A mix of physics, religion and, now, $2.2 million in grant money

A new Cambridge-based nonprofit, Foundational Questions Institute, today announced its first set of grants, totaling $2.2 million, to physicists in the US, Canada and Europe (including five from MIT, Tufts, Harvard and UMass) to study, as its name implies, the big “million-dollar” questions at the root of physics and cosmology (such as “what happened before the Big Bang?” and “how can we reconcile the laws of gravity with those of quantum mechanics?”)

So far, it’s funded by the John Templeton Foundation, which funds research at the intersection of science and religion. In an age when science and religion seem to be diverging, having a research granting agency (with scientists reviewing the grants and sitting on the advisory board) funded by such a group is controversial, according to an article in today’s Globe .

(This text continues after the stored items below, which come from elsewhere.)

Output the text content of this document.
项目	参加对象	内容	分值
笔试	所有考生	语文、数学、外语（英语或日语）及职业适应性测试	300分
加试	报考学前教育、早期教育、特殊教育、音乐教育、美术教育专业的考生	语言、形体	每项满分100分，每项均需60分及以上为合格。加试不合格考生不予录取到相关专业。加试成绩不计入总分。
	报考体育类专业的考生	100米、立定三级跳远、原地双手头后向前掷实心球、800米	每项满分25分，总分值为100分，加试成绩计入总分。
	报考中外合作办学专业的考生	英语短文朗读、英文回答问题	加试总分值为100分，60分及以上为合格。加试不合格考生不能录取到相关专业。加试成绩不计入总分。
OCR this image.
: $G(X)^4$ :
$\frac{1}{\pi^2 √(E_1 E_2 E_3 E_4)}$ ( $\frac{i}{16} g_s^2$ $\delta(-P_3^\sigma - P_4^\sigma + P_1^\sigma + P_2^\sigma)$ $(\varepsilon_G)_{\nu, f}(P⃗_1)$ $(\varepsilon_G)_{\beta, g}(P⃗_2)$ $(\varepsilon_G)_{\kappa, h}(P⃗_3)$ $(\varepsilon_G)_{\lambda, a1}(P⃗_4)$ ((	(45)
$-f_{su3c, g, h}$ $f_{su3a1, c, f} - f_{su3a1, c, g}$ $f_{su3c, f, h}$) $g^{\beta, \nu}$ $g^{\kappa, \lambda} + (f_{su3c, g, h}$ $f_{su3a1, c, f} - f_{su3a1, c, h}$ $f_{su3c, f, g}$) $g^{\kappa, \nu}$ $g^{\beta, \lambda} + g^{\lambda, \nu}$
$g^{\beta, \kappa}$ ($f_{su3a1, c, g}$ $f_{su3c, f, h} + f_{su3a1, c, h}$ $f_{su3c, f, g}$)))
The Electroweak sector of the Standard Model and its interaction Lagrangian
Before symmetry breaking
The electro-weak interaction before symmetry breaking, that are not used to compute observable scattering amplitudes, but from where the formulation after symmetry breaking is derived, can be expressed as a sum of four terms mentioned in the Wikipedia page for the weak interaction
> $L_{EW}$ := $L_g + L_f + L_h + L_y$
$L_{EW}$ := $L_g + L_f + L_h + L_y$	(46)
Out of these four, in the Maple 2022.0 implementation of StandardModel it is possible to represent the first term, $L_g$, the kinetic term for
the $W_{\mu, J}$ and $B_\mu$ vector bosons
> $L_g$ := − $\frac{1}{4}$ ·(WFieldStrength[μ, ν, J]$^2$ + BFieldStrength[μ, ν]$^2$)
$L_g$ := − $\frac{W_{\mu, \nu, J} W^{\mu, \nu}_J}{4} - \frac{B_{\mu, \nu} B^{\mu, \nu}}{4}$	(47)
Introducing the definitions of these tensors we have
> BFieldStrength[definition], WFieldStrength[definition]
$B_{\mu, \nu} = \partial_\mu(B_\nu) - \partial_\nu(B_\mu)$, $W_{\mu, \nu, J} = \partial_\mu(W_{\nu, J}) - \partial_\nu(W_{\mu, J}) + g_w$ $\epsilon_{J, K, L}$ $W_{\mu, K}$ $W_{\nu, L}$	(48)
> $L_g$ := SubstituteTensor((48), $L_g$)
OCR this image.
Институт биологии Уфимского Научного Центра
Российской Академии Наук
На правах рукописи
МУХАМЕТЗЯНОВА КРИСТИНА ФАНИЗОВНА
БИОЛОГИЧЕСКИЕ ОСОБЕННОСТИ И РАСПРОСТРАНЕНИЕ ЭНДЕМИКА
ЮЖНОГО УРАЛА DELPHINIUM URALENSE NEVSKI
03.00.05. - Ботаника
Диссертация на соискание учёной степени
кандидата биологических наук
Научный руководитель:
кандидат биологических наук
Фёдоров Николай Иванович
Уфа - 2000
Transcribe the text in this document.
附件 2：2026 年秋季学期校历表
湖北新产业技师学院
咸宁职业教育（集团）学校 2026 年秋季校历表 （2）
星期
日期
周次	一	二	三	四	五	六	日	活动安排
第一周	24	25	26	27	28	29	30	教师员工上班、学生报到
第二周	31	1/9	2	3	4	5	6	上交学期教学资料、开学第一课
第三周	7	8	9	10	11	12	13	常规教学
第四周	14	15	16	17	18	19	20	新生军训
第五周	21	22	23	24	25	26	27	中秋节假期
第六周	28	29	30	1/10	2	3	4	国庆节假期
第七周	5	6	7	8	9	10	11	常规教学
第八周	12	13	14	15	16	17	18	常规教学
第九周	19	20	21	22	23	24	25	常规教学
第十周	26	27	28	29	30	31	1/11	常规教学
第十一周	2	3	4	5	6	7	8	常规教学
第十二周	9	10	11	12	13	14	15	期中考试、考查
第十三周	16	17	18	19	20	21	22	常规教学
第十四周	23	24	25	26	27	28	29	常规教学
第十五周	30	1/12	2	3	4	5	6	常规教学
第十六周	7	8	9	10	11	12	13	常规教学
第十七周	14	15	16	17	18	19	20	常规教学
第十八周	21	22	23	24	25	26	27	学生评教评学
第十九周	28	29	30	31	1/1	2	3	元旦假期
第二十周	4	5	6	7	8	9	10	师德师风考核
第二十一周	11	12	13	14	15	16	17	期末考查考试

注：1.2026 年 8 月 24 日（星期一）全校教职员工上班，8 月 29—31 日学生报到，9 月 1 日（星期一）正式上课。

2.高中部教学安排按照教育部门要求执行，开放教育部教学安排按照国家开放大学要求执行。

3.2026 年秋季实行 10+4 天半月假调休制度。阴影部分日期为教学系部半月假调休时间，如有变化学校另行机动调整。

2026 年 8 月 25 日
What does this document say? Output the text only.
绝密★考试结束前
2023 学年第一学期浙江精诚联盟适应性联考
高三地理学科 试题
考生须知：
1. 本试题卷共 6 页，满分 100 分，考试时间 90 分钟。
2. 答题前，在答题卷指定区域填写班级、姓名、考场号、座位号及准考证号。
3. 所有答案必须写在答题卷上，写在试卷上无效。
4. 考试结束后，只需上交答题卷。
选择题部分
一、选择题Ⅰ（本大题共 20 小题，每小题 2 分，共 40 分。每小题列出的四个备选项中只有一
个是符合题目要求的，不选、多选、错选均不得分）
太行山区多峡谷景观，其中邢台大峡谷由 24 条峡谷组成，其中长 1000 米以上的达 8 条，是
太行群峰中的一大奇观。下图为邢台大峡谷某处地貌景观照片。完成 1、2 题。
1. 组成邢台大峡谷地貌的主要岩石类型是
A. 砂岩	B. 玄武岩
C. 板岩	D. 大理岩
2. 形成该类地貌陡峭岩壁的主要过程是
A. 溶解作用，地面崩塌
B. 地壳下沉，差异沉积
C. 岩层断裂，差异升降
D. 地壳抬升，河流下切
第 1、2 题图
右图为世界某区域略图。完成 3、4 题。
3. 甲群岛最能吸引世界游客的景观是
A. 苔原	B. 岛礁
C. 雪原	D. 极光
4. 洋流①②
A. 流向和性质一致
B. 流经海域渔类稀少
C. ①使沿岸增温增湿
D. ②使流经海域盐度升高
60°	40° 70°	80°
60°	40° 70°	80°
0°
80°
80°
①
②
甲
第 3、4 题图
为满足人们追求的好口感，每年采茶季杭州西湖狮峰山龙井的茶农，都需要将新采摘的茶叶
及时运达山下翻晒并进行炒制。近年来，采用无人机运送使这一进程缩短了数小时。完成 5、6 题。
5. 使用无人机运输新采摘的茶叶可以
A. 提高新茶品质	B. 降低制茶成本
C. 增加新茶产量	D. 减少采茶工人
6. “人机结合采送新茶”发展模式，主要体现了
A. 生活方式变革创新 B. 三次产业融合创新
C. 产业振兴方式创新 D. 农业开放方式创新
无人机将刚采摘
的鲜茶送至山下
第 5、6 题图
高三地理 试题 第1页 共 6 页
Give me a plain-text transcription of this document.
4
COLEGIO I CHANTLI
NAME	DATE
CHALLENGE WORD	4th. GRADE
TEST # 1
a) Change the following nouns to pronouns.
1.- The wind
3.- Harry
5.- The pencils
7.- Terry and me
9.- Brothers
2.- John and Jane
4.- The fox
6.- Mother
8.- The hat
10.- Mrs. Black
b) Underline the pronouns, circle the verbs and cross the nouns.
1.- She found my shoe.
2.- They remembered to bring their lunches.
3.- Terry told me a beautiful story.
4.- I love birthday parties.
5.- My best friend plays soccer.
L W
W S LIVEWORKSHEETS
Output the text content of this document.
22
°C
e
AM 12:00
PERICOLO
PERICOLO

On the one hand, this could be a way to get funding for research that’s not easily funded through the ordinary government agencies. On the other hand, should physicists be accepting money from groups with a religious bent?

But in a way, it may make sense for this kind of funding to go into this kind of research. These basic, foundational questions in physics and cosmology are ultimately about understanding the nature of the universe and religion is also there, at least partly, to help us understand the universe, though in a very different way. Of course, if we come up with any answers, the ones from physicists will be quite different from those from theologians, but at least the initial purpose may not be all that different between the two camps.